Emergent Mind

Efficient Large Scale Language Modeling with Mixtures of Experts

(2112.10684)
Published Dec 20, 2021 in cs.CL , cs.AI , and cs.LG

Abstract

Mixture of Experts layers (MoEs) enable efficient scaling of language models through conditional computation. This paper presents a detailed empirical study of how autoregressive MoE language models scale in comparison with dense models in a wide range of settings: in- and out-of-domain language modeling, zero- and few-shot priming, and full-shot fine-tuning. With the exception of fine-tuning, we find MoEs to be substantially more compute efficient. At more modest training budgets, MoEs can match the performance of dense models using $\sim$4 times less compute. This gap narrows at scale, but our largest MoE model (1.1T parameters) consistently outperforms a compute-equivalent dense model (6.7B parameters). Overall, this performance gap varies greatly across tasks and domains, suggesting that MoE and dense models generalize differently in ways that are worthy of future study. We make our code and models publicly available for research use.

Overview

  • Language models like BERT and GPT have progressed through the use of large datasets and increased parameters, raising computational and environmental concerns.
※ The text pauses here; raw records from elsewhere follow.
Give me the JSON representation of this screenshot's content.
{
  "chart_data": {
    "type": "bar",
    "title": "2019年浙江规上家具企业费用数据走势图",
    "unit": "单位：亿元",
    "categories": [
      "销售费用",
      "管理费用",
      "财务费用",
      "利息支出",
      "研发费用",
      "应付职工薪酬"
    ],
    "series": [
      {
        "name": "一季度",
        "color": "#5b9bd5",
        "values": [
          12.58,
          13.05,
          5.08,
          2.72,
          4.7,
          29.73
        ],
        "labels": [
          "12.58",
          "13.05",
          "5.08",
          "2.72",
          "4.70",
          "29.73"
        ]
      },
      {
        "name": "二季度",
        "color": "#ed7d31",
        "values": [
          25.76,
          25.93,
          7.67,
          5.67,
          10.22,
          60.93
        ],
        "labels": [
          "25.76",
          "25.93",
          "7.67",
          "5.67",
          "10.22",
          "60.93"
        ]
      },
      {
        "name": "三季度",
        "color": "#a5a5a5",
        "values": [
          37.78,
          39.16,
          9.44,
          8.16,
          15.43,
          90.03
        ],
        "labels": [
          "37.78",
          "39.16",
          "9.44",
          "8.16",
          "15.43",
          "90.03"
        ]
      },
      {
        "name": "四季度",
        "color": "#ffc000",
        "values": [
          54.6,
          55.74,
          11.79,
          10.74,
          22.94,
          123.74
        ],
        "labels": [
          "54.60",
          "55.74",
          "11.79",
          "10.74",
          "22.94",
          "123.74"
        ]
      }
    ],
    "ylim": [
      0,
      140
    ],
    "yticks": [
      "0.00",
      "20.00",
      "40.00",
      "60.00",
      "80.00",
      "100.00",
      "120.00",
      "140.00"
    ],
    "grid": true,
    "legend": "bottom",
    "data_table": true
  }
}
  • Mixture of Experts (MoEs) employs conditional computation for efficiency, activating a subset of parameters based on the input.

  • The study shows MoEs can perform as well or better than dense models while using less computational resources.

  • MoEs demonstrated a performance gain over dense models, but the advantage varies by the task and domain.

  • MoEs are a significant advance in efficient language modeling, yet the need for diverse strategies in model design remains.

Background on Language Models

Language models (LMs) such as BERT and GPT have been critical advancements in the field of natural language processing, achieving remarkable accuracy across various tasks. Their success has largely been attributed to the use of large-scale training datasets and an increase in the number of parameters, also known as "scaling up". However, this scaling up comes with significant computational costs and environmental concerns. Recently, attention has been turned towards more efficient model designs to address these concerns.

Mixture of Experts (MoEs): A More Efficient Approach

One promising area of research has been the development of a technique known as Mixture of Experts (MoEs), which utilize conditional computation to improve scaling efficiency. This means that for a given input, only a subset of the model's parameters are actually used for computation. The research team from Meta AI conducted a comprehensive study on how autoregressive MoE language models compare with their dense counterparts across a variety of domains and learning settings.

Experimental Insights

Through extensive empirical analysis, the researchers discovered that MoEs can, indeed, match or outperform the performance of dense models using significantly less computational resources. At modest training budgets, they found that MoE models could perform comparably to dense models requiring nearly four times more computation. Interestingly, while the performance advantage of MoEs narrows at greater scales, they continue to offer benefits, with the largest MoE model (1.1T parameters) consistently surpassing a dense model with an equivalent computational cost (6.7B parameters).

Varying Efficacy Across Tasks

The researchers observed that the performance gap between MoE and dense models varies not just with scale but also across different tasks and domains. This suggests that MoEs and dense models could potentially generalize in different yet complementary ways—highlighting an interesting avenue for future research. The study points out that while MoEs demonstrate clear efficiency advantages, the true extent of their effectiveness, particularly in domain-specific tasks, may need further exploration.

In conclusion, the findings from Meta AI suggest that MoEs represent a significant step towards more computationally efficient language modeling. While they offer clear benefits in terms of resource utilization, their varying performance across different tasks indicates that there may not be a one-size-fits-all solution for model design, and a combination of strategies might be necessary to achieve the best outcomes.